Single by Florida Georgia Line

from the album Here's to the Good Times
- Released: June 3, 2013
- Recorded: 2012
- Genre: Country
- Length: 3:35
- Label: Republic Nashville
- Songwriter(s): Rodney Clawson; Chris Tompkins; Thomas Rhett;
- Producer(s): Joey Moi

Florida Georgia Line singles chronology
| "Get Your Shine On" (2013) | "Round Here" (2013) | "Stay" (2013) |

Music video
- "Round Here" on YouTube

= Round Here (Florida Georgia Line song) =

"Round Here" is a song recorded by American country music duo Florida Georgia Line. It was released in June 2013 as the third single from their album Here's to the Good Times. It was written by Rodney Clawson, Chris Tompkins, and Thomas Rhett.

==Composition==
According to the sheet music published at musicnotes.com, the song is written in the key of D-flat major.

==Music video==
The music video was directed by Peter Zavadil and premiered in June 2013. It was filmed in the duo's hometowns, Ormond Beach, Florida and Monroe, Georgia.

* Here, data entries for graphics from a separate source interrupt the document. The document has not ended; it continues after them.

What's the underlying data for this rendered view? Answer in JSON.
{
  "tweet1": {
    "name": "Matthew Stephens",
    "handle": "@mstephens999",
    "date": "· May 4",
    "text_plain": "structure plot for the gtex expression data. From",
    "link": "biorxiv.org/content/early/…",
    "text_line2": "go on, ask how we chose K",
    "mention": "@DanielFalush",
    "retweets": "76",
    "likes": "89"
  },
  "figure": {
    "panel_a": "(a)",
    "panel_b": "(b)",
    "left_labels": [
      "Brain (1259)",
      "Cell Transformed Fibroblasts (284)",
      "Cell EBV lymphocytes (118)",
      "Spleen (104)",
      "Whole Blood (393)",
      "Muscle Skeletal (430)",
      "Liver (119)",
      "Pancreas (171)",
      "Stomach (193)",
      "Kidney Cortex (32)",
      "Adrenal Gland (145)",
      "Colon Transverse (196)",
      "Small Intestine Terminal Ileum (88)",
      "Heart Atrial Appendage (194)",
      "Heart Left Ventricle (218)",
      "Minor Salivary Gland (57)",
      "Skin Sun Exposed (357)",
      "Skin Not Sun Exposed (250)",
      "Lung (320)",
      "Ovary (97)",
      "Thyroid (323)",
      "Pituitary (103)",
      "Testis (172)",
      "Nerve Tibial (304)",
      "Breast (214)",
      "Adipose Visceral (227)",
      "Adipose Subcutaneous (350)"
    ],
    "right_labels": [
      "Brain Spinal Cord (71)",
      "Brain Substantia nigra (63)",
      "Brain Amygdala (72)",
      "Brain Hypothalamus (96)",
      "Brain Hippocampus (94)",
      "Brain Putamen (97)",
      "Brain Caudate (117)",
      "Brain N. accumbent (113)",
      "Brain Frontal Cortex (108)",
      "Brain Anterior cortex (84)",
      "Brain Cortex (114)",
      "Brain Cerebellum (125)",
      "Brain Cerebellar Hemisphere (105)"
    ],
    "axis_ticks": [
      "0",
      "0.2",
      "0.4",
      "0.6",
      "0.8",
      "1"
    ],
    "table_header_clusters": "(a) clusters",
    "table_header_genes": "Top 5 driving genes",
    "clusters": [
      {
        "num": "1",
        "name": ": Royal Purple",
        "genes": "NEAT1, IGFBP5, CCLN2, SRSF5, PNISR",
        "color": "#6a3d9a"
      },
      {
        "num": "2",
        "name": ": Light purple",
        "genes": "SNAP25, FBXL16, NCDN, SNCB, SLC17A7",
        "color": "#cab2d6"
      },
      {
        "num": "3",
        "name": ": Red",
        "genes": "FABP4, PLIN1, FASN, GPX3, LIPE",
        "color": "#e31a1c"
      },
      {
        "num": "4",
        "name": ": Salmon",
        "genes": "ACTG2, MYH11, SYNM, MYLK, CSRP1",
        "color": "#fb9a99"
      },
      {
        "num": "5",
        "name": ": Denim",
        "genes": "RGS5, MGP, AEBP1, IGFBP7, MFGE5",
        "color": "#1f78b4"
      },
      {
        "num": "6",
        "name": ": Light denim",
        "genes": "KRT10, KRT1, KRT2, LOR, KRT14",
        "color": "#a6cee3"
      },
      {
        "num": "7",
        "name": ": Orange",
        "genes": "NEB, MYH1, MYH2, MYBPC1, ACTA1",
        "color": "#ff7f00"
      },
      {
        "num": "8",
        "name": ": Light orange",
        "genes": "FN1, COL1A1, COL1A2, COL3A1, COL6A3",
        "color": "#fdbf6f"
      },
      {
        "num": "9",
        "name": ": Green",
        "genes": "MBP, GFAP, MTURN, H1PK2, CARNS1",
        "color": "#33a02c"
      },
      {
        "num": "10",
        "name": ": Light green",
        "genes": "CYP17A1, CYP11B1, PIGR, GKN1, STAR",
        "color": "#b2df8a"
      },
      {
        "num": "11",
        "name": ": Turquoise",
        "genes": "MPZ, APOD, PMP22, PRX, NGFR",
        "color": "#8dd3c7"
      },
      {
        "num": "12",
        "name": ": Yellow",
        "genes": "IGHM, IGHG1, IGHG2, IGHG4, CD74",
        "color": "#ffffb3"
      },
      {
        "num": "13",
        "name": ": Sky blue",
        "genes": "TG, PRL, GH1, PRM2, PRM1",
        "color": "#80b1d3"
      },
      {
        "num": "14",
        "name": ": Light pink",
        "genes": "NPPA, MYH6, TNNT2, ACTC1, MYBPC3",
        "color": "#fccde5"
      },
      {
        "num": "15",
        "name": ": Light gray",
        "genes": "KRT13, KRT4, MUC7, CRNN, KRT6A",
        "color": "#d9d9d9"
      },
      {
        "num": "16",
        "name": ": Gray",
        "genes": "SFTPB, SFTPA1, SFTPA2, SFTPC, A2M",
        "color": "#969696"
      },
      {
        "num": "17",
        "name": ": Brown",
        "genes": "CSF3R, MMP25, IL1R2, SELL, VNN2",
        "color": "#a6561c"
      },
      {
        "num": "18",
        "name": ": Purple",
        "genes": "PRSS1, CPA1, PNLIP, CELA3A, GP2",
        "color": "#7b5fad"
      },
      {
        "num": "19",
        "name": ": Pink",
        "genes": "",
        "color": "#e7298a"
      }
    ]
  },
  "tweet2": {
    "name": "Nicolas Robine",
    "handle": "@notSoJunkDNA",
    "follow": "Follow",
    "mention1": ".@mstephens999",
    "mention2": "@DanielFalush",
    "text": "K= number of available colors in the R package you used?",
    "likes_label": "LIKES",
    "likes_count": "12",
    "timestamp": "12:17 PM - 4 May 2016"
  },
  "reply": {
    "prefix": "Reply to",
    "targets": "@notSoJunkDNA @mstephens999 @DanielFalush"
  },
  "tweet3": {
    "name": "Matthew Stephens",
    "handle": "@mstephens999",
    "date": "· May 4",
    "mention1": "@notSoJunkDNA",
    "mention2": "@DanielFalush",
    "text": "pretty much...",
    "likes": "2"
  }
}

==Commercial performance==
"Round Here" debuted at number 54 on the U.S. Billboard Country Airplay chart for the week of June 1, 2013. It debuted at number 36 on the U.S. Billboard Hot Country Songs chart for the week of December 22, 2012. It also debuted at number 89 on the U.S. Billboard Hot 100 and number 90 on the Canadian Hot 100 for the week of June 29, 2013. As of April 2014, the song has sold 1,143,000 copies in the US. The song was certified double Platinum by the RIAA in 2015 and triple Platinum in 2019.

The song became the duo's third consecutive number 1 on the Country Airplay chart dated for September 21, 2013, thus making Florida Georgia Line only the second duo after Brooks & Dunn to send its first three singles to number 1 on that chart. During its first week at the top of the charts, the Top 10 of Country Airplay included five songs co-written by Thomas Rhett or his father, Rhett Akins, one of which was the former's own "It Goes Like This". The duo performed the song on the November 18th, 2013 episode of WWE Raw.

==Charts and certifications==

===Weekly chart===

| Chart (2013) | Peak position |
|---|---|
| Canada (Canadian Hot 100) | 47 |
| Canada Country (Billboard) | 1 |
| US Billboard Hot 100 | 28 |
| US Country Airplay (Billboard) | 1 |
| US Hot Country Songs (Billboard) | 3 |

===Year-end charts===

| Chart (2013) | Position |
|---|---|
| US Country Airplay (Billboard) | 18 |
| US Hot Country Songs (Billboard) | 16 |

===Certifications===

| Region | Certification | Certified units/sales |
| United States (RIAA) | 3× Platinum | 3,000,000^{‡} |
^{‡} Sales+streaming figures based on certification alone.